Wednesday, July 31, 2019

kalamkari

Kalamkari

     Kalamkari is an ancient style of hand painting done on cotton or silk fabric with a tamarind pen, using natural dyes. The word Kalamkari is derived from a Persian word where ‘kalam‘ means pen and ‘kari‘ refers to craftsmanship. This art involves 23 tedious steps of dyeing, bleaching, hand painting, block printing, starching, cleaning and more. Motifs drawn in Kalamkari spans from flowers, peacock, paisleys to divine characters of Hindu epics like Mahabharata and Ramayana. Nowadays, this art is primarily done to create kalamkari Sarees.

History
     Centuries ago, folk singers and painters used to wander from one village to other, narrating stories of Hindu mythology to the village people. But with course of time, the process of telling tales transformed into canvas painting and that’s when Kalamkari art first saw the light of day. This colourful art dates back to more than 3000 B.C. According to the historians, fabric samples depicting Kalamkari art was found at the archeological sites of Mohenjo-daro.
     But, it was during the Mughal era when this style of painting got recognition. Mughals promoted this art in the Golconda and Coromandel province where skillful craftsmen (known as Qualamkars) used to practice this art, that’s how this art and the word Kalamkari evolved. Under the Golconda sultanate, this art flourished at Machilipatnam in the Krishna district of Andhra Pradesh and furtherwas promoted during the 18th century, as a decorative design on clothing by Britishers in India.
     Till today, many families in Andhra Pradesh continue to practice this art and this has served as the prime source of livelihood for them, over the generations.
Process

The tools used in Kalamkari



The raw materials for Kalamkari


1. Gadha Cloth 
2. Indigo Blue 
3. Alzarin 
4. Anar 
5. Rubia Cordifolia Linn (Chavalkudi)
 6. Pobbaku 
7. Ventilago Madraspatana Gartan (Surudu Chekka)
 8. Myrobalan 
10.In addition rusted iron, tamarind twigs, alum, cow’s milk and cowdung are also used.

The Kalamkari Process


     The process involves washing, rinsing, soaking and bleaching the fabric and applying mordants and dyes using natural substances like indigo (blue), madder (red), mango bark (yellow) and palm sugar (black). Painting on the fabric is done with a kalam, charcoal and myrobalan paste.
  • In a large vessel, a handful of myrobalan paste is mixed with one liter of water and fresh buffalo milk.
  • The washed cloth is folded loosely to permit easy permeation of myrobalan. The cloth is slowly dipped into the solution. It is then opened up part by part and soaked again and pressed down with the hands. This type of pressing helps greater absorption.
  • Then the cloth is taken out, wrung and opened out. The wringing helps remove the thicker particles of myrobalan.


Themes

     Kalamkari specifically depicts epics such as the Ramayana or Mahabharata. However, there are recent applications of the kalamkari technique to depict Buddha and Buddhist art forms.

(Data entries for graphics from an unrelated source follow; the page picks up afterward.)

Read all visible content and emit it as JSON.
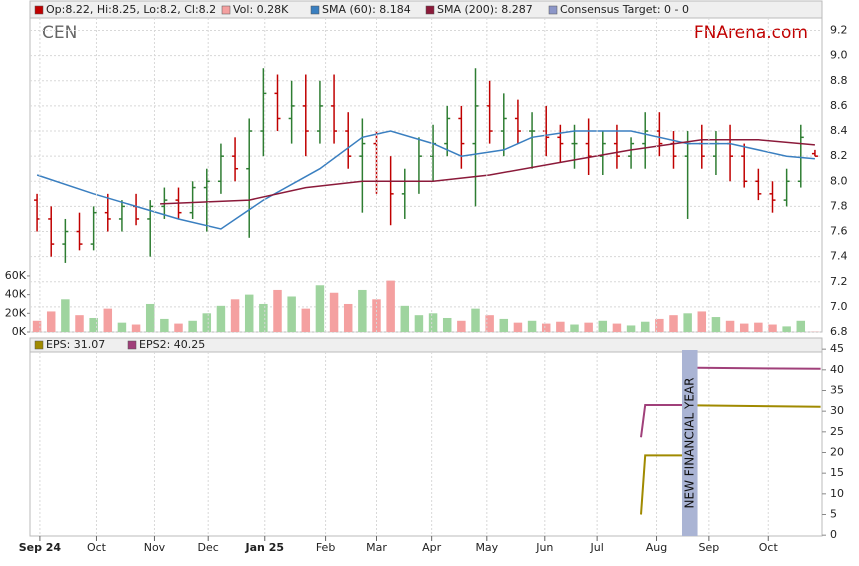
{
  "chart_data": [
    {
      "type": "ohlc",
      "title": "CEN",
      "watermark": "FNArena.com",
      "legend": [
        {
          "label": "Op:8.22, Hi:8.25, Lo:8.2, Cl:8.2",
          "color": "#c00000"
        },
        {
          "label": "Vol: 0.28K",
          "color": "#f4a0a0"
        },
        {
          "label": "SMA (60): 8.184",
          "color": "#3a7fc0"
        },
        {
          "label": "SMA (200): 8.287",
          "color": "#8b1a3a"
        },
        {
          "label": "Consensus Target: 0 - 0",
          "color": "#8c96c8"
        }
      ],
      "up_color": "#2e7d32",
      "down_color": "#c00000",
      "vol_up_color": "#9fd49f",
      "vol_down_color": "#f4a0a0",
      "ohlc": [
        [
          7.85,
          7.9,
          7.6,
          7.7
        ],
        [
          7.7,
          7.8,
          7.4,
          7.5
        ],
        [
          7.5,
          7.7,
          7.35,
          7.6
        ],
        [
          7.6,
          7.75,
          7.45,
          7.5
        ],
        [
          7.5,
          7.8,
          7.45,
          7.75
        ],
        [
          7.75,
          7.9,
          7.6,
          7.7
        ],
        [
          7.7,
          7.85,
          7.6,
          7.8
        ],
        [
          7.8,
          7.9,
          7.65,
          7.7
        ],
        [
          7.7,
          7.85,
          7.4,
          7.8
        ],
        [
          7.8,
          7.95,
          7.7,
          7.85
        ],
        [
          7.85,
          7.95,
          7.7,
          7.75
        ],
        [
          7.75,
          8.0,
          7.7,
          7.95
        ],
        [
          7.95,
          8.1,
          7.6,
          8.0
        ],
        [
          8.0,
          8.3,
          7.9,
          8.2
        ],
        [
          8.2,
          8.35,
          8.0,
          8.1
        ],
        [
          8.1,
          8.5,
          7.55,
          8.4
        ],
        [
          8.4,
          8.9,
          8.2,
          8.7
        ],
        [
          8.7,
          8.85,
          8.4,
          8.5
        ],
        [
          8.5,
          8.8,
          8.3,
          8.6
        ],
        [
          8.6,
          8.85,
          8.2,
          8.4
        ],
        [
          8.4,
          8.8,
          8.3,
          8.6
        ],
        [
          8.6,
          8.85,
          8.3,
          8.4
        ],
        [
          8.4,
          8.55,
          8.1,
          8.2
        ],
        [
          8.2,
          8.5,
          7.75,
          8.3
        ],
        [
          8.3,
          8.4,
          7.9,
          8.0
        ],
        [
          8.0,
          8.2,
          7.65,
          7.9
        ],
        [
          7.9,
          8.1,
          7.7,
          8.0
        ],
        [
          8.0,
          8.35,
          7.9,
          8.2
        ],
        [
          8.2,
          8.45,
          8.0,
          8.3
        ],
        [
          8.3,
          8.6,
          8.2,
          8.5
        ],
        [
          8.5,
          8.6,
          8.1,
          8.3
        ],
        [
          8.3,
          8.9,
          7.8,
          8.6
        ],
        [
          8.6,
          8.8,
          8.3,
          8.4
        ],
        [
          8.4,
          8.7,
          8.2,
          8.5
        ],
        [
          8.5,
          8.65,
          8.3,
          8.4
        ],
        [
          8.4,
          8.55,
          8.1,
          8.4
        ],
        [
          8.4,
          8.6,
          8.2,
          8.35
        ],
        [
          8.35,
          8.45,
          8.15,
          8.3
        ],
        [
          8.3,
          8.45,
          8.1,
          8.3
        ],
        [
          8.3,
          8.5,
          8.05,
          8.2
        ],
        [
          8.2,
          8.4,
          8.05,
          8.3
        ],
        [
          8.3,
          8.45,
          8.1,
          8.2
        ],
        [
          8.2,
          8.35,
          8.1,
          8.3
        ],
        [
          8.3,
          8.55,
          8.1,
          8.4
        ],
        [
          8.4,
          8.55,
          8.2,
          8.3
        ],
        [
          8.3,
          8.4,
          8.1,
          8.2
        ],
        [
          8.2,
          8.4,
          7.7,
          8.3
        ],
        [
          8.3,
          8.45,
          8.1,
          8.2
        ],
        [
          8.2,
          8.4,
          8.05,
          8.3
        ],
        [
          8.3,
          8.45,
          8.0,
          8.2
        ],
        [
          8.2,
          8.3,
          7.95,
          8.0
        ],
        [
          8.0,
          8.1,
          7.85,
          7.9
        ],
        [
          7.9,
          8.0,
          7.75,
          7.85
        ],
        [
          7.85,
          8.1,
          7.8,
          8.0
        ],
        [
          8.0,
          8.45,
          7.95,
          8.35
        ],
        [
          8.22,
          8.25,
          8.2,
          8.2
        ]
      ],
      "volume": [
        12000,
        22000,
        35000,
        18000,
        15000,
        25000,
        10000,
        8000,
        30000,
        14000,
        9000,
        12000,
        20000,
        28000,
        35000,
        40000,
        30000,
        45000,
        38000,
        25000,
        50000,
        42000,
        30000,
        45000,
        35000,
        55000,
        28000,
        18000,
        20000,
        15000,
        12000,
        25000,
        18000,
        14000,
        10000,
        12000,
        9000,
        11000,
        8000,
        10000,
        12000,
        9000,
        7000,
        11000,
        14000,
        18000,
        20000,
        22000,
        16000,
        12000,
        9000,
        10000,
        8000,
        6000,
        12000,
        280
      ],
      "series": [
        {
          "name": "SMA (60)",
          "color": "#3a7fc0",
          "x": [
            0,
            4,
            10,
            13,
            16,
            20,
            23,
            25,
            28,
            30,
            33,
            35,
            38,
            42,
            46,
            49,
            53,
            55
          ],
          "values": [
            8.05,
            7.9,
            7.7,
            7.62,
            7.85,
            8.1,
            8.35,
            8.4,
            8.3,
            8.2,
            8.25,
            8.35,
            8.4,
            8.4,
            8.3,
            8.3,
            8.2,
            8.18
          ]
        },
        {
          "name": "SMA (200)",
          "color": "#8b1a3a",
          "x": [
            8.7,
            15,
            19,
            23,
            28,
            32,
            37,
            42,
            47,
            51,
            55
          ],
          "values": [
            7.82,
            7.85,
            7.95,
            8.0,
            8.0,
            8.05,
            8.15,
            8.25,
            8.33,
            8.33,
            8.29
          ]
        }
      ],
      "xlim": [
        -0.5,
        55.5
      ],
      "ylim": [
        6.8,
        9.3
      ],
      "yticks": [
        6.8,
        {
          "value": 7.0,
          "label": "7.0"
        },
        7.2,
        7.4,
        7.6,
        7.8,
        {
          "value": 8.0,
          "label": "8.0"
        },
        8.2,
        8.4,
        8.6,
        8.8,
        {
          "value": 9.0,
          "label": "9.0"
        },
        9.2
      ],
      "y2lim": [
        0,
        336000
      ],
      "y2ticks": [
        {
          "value": 0,
          "label": "0K"
        },
        {
          "value": 20000,
          "label": "20K"
        },
        {
          "value": 40000,
          "label": "40K"
        },
        {
          "value": 60000,
          "label": "60K"
        }
      ],
      "xticks": [
        {
          "value": 0.2,
          "label": "Sep 24"
        },
        {
          "value": 4.2,
          "label": "Oct"
        },
        {
          "value": 8.3,
          "label": "Nov"
        },
        {
          "value": 12.1,
          "label": "Dec"
        },
        {
          "value": 16.1,
          "label": "Jan 25"
        },
        {
          "value": 20.4,
          "label": "Feb"
        },
        {
          "value": 24.0,
          "label": "Mar"
        },
        {
          "value": 27.9,
          "label": "Apr"
        },
        {
          "value": 31.8,
          "label": "May"
        },
        {
          "value": 35.9,
          "label": "Jun"
        },
        {
          "value": 39.6,
          "label": "Jul"
        },
        {
          "value": 43.8,
          "label": "Aug"
        },
        {
          "value": 47.5,
          "label": "Sep"
        },
        {
          "value": 51.7,
          "label": "Oct"
        }
      ]
    },
    {
      "type": "line",
      "series": [
        {
          "name": "EPS: 31.07",
          "color": "#a08a00",
          "x": [
            42.7,
            43.0,
            45.6,
            46.0,
            46.7,
            55.4
          ],
          "values": [
            5,
            19.3,
            19.3,
            null,
            31.4,
            31.07
          ]
        },
        {
          "name": "EPS2: 40.25",
          "color": "#a0407a",
          "x": [
            42.7,
            43.0,
            45.6,
            46.0,
            46.7,
            55.4
          ],
          "values": [
            23.7,
            31.5,
            31.5,
            null,
            40.5,
            40.25
          ]
        }
      ],
      "annotation": {
        "text": "NEW FINANCIAL YEAR",
        "x": [
          45.6,
          46.7
        ],
        "color": "#aab4d4"
      },
      "xlim": [
        -0.5,
        55.5
      ],
      "ylim": [
        -0.2,
        47.7
      ],
      "yticks": [
        0,
        5,
        10,
        15,
        20,
        25,
        30,
        35,
        40,
        45
      ]
    }
  ]
}
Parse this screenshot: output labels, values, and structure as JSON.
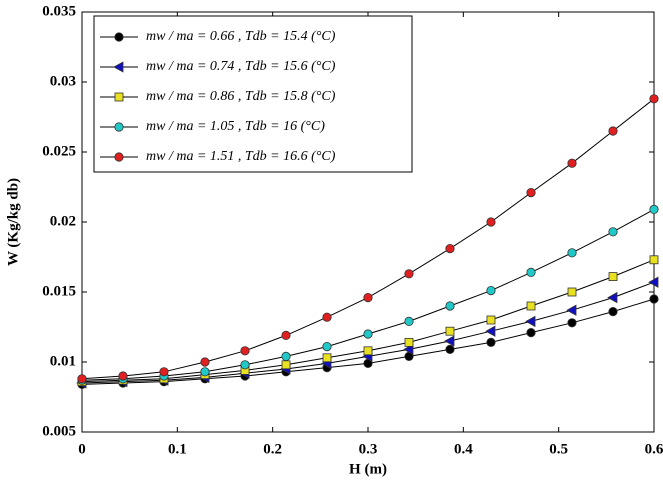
{
  "chart_data": {
    "type": "line",
    "xlabel": "H (m)",
    "ylabel": "W (Kg/kg db)",
    "xlim": [
      0,
      0.6
    ],
    "ylim": [
      0.005,
      0.035
    ],
    "xticks": [
      0,
      0.1,
      0.2,
      0.3,
      0.4,
      0.5,
      0.6
    ],
    "yticks": [
      0.005,
      0.01,
      0.015,
      0.02,
      0.025,
      0.03,
      0.035
    ],
    "legend": "upper-left",
    "x": [
      0,
      0.043,
      0.086,
      0.129,
      0.171,
      0.214,
      0.257,
      0.3,
      0.343,
      0.386,
      0.429,
      0.471,
      0.514,
      0.557,
      0.6
    ],
    "series": [
      {
        "name": "mw / ma = 0.66 ,  Tdb = 15.4 (°C)",
        "color": "#000000",
        "marker": "circle",
        "values": [
          0.0084,
          0.0085,
          0.0086,
          0.0088,
          0.009,
          0.0093,
          0.0096,
          0.0099,
          0.0104,
          0.0109,
          0.0114,
          0.0121,
          0.0128,
          0.0136,
          0.0145
        ]
      },
      {
        "name": "mw / ma = 0.74 ,  Tdb = 15.6 (°C)",
        "color": "#1010c0",
        "marker": "triangle-left",
        "values": [
          0.0085,
          0.0086,
          0.0087,
          0.0089,
          0.0092,
          0.0095,
          0.0099,
          0.0104,
          0.0109,
          0.0115,
          0.0122,
          0.0129,
          0.0137,
          0.0146,
          0.0157
        ]
      },
      {
        "name": "mw / ma = 0.86 ,  Tdb = 15.8 (°C)",
        "color": "#e8e020",
        "marker": "square",
        "values": [
          0.0086,
          0.0087,
          0.0088,
          0.0091,
          0.0094,
          0.0098,
          0.0103,
          0.0108,
          0.0114,
          0.0122,
          0.013,
          0.014,
          0.015,
          0.0161,
          0.0173
        ]
      },
      {
        "name": "mw / ma = 1.05 ,  Tdb = 16     (°C)",
        "color": "#20c8c8",
        "marker": "circle",
        "values": [
          0.0087,
          0.0088,
          0.009,
          0.0093,
          0.0098,
          0.0104,
          0.0111,
          0.012,
          0.0129,
          0.014,
          0.0151,
          0.0164,
          0.0178,
          0.0193,
          0.0209
        ]
      },
      {
        "name": "mw / ma = 1.51 ,  Tdb = 16.6 (°C)",
        "color": "#e02020",
        "marker": "circle",
        "values": [
          0.0088,
          0.009,
          0.0093,
          0.01,
          0.0108,
          0.0119,
          0.0132,
          0.0146,
          0.0163,
          0.0181,
          0.02,
          0.0221,
          0.0242,
          0.0265,
          0.0288
        ]
      }
    ]
  }
}
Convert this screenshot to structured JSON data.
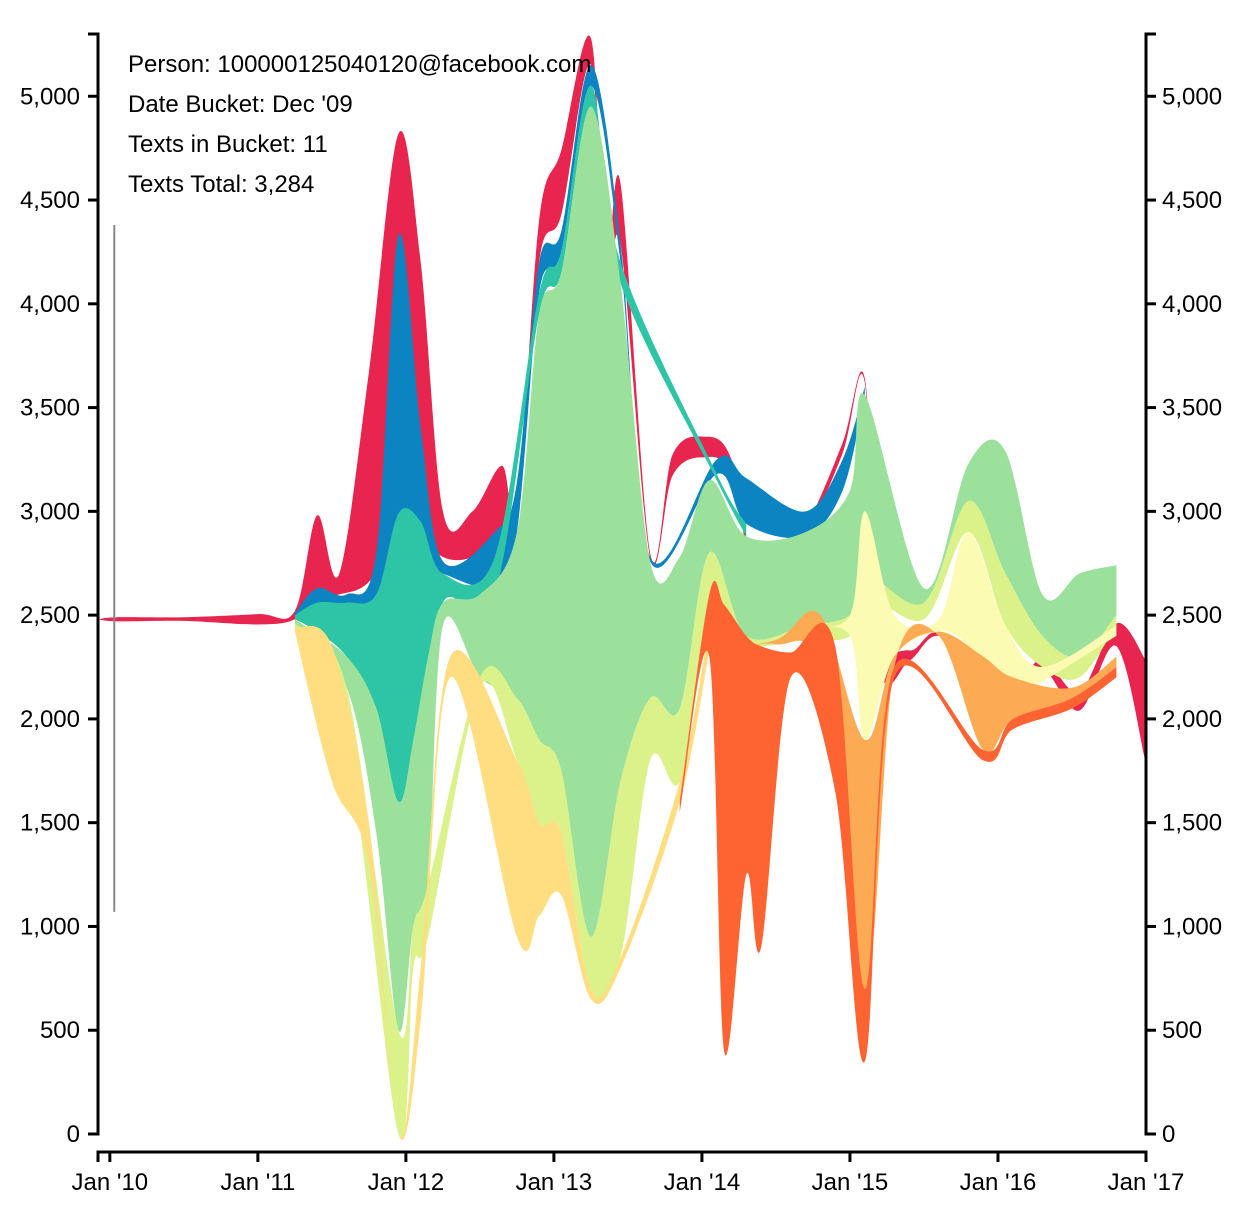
{
  "info_box": {
    "person_label": "Person:",
    "person_value": "100000125040120@facebook.com",
    "bucket_label": "Date Bucket:",
    "bucket_value": "Dec '09",
    "in_bucket_label": "Texts in Bucket:",
    "in_bucket_value": "11",
    "total_label": "Texts Total:",
    "total_value": "3,284"
  },
  "chart_data": {
    "type": "area",
    "subtype": "streamgraph",
    "xlabel": "",
    "ylabel": "",
    "x_range": [
      "Dec '09",
      "Jan '17"
    ],
    "y_range": [
      0,
      5300
    ],
    "y_ticks": [
      0,
      500,
      1000,
      1500,
      2000,
      2500,
      3000,
      3500,
      4000,
      4500,
      5000
    ],
    "y_tick_labels": [
      "0",
      "500",
      "1,000",
      "1,500",
      "2,000",
      "2,500",
      "3,000",
      "3,500",
      "4,000",
      "4,500",
      "5,000"
    ],
    "x_tick_labels": [
      "Jan '10",
      "Jan '11",
      "Jan '12",
      "Jan '13",
      "Jan '14",
      "Jan '15",
      "Jan '16",
      "Jan '17"
    ],
    "x_tick_years": [
      2010,
      2011,
      2012,
      2013,
      2014,
      2015,
      2016,
      2017
    ],
    "x_start_year": 2009.92,
    "x_end_year": 2017.0,
    "hover_year": 2010.03,
    "hover_y_range": [
      1070,
      4380
    ],
    "layer_colors": [
      "#e8254e",
      "#0c84c1",
      "#2ec4a6",
      "#9be19c",
      "#dbf18a",
      "#fbfbb3",
      "#fede80",
      "#fdaa55",
      "#fd6432"
    ],
    "layers": [
      {
        "color": "#e8254e",
        "points": [
          [
            2009.92,
            2480,
            2480
          ],
          [
            2010.05,
            2490,
            2470
          ],
          [
            2010.5,
            2490,
            2472
          ],
          [
            2011.0,
            2505,
            2455
          ],
          [
            2011.25,
            2520,
            2480
          ],
          [
            2011.4,
            2980,
            2590
          ],
          [
            2011.55,
            2700,
            2600
          ],
          [
            2011.75,
            3670,
            2660
          ],
          [
            2011.95,
            4820,
            2900
          ],
          [
            2012.1,
            4200,
            2900
          ],
          [
            2012.25,
            3000,
            2780
          ],
          [
            2012.45,
            3000,
            2780
          ],
          [
            2012.65,
            3220,
            2900
          ],
          [
            2012.75,
            2980,
            2940
          ],
          [
            2012.9,
            4400,
            4200
          ],
          [
            2013.05,
            4740,
            4430
          ],
          [
            2013.25,
            5280,
            5150
          ],
          [
            2013.35,
            4150,
            4050
          ],
          [
            2013.45,
            4580,
            4290
          ],
          [
            2013.65,
            2800,
            2780
          ],
          [
            2013.8,
            3270,
            3170
          ],
          [
            2014.0,
            3360,
            3260
          ],
          [
            2014.2,
            3250,
            3170
          ],
          [
            2014.4,
            2600,
            2560
          ],
          [
            2014.7,
            2920,
            2880
          ],
          [
            2014.95,
            3330,
            3280
          ],
          [
            2015.1,
            3640,
            3620
          ],
          [
            2015.2,
            2480,
            2260
          ],
          [
            2015.4,
            2330,
            2280
          ],
          [
            2015.6,
            2420,
            2400
          ],
          [
            2015.9,
            2240,
            2210
          ],
          [
            2016.1,
            2140,
            2080
          ],
          [
            2016.3,
            2290,
            2240
          ],
          [
            2016.55,
            2130,
            2040
          ],
          [
            2016.8,
            2460,
            2350
          ],
          [
            2017.0,
            2280,
            1780
          ]
        ]
      }
    ]
  }
}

The two major types of Kalamkari

     There are two schools of art that developed Kalamkari initially in India and from individual origins. Both are distinctive styles of kalamkari art in India - the Srikalahasti style and the Machilipatnam style. The Srikalahasti style of kalamkari, wherein the "kalam" or pen is used for free hand drawing of the subject and filling in the colors, is entirely hand worked. This style flowered around temples and their patronage and so had an almost religious identity - scrolls, temple hangings, chariot banners and the like, depicted deities and scenes taken from the Hindu epics - Ramayana, Mahabarata, Puranas and the mythological classics. Only natural dyes are used in kalamkari and it involves seventeen steps.


     Srikalahasti style that used the pen for drawing and filling in the colours, and with a strong influence of Hindu culture that specifically focused on religious subjects and scenes from the epics Ramayana and Mahabharata in its paintings.
     The Machilipatnam style that came with an Islamic slant, had subjects of paintings mostly depicting flora and fauna, with floral designs as a backdrop on the fabric.
     Both styles that have popularised Kalamkari have one thing in common – the depictions are fine and neatly drawn, there is extensive use of organic colours which are fast, there is no dilution in the skill and quality over the years. Today’s Kalamkari has both these styles merged into one with different facets within the art.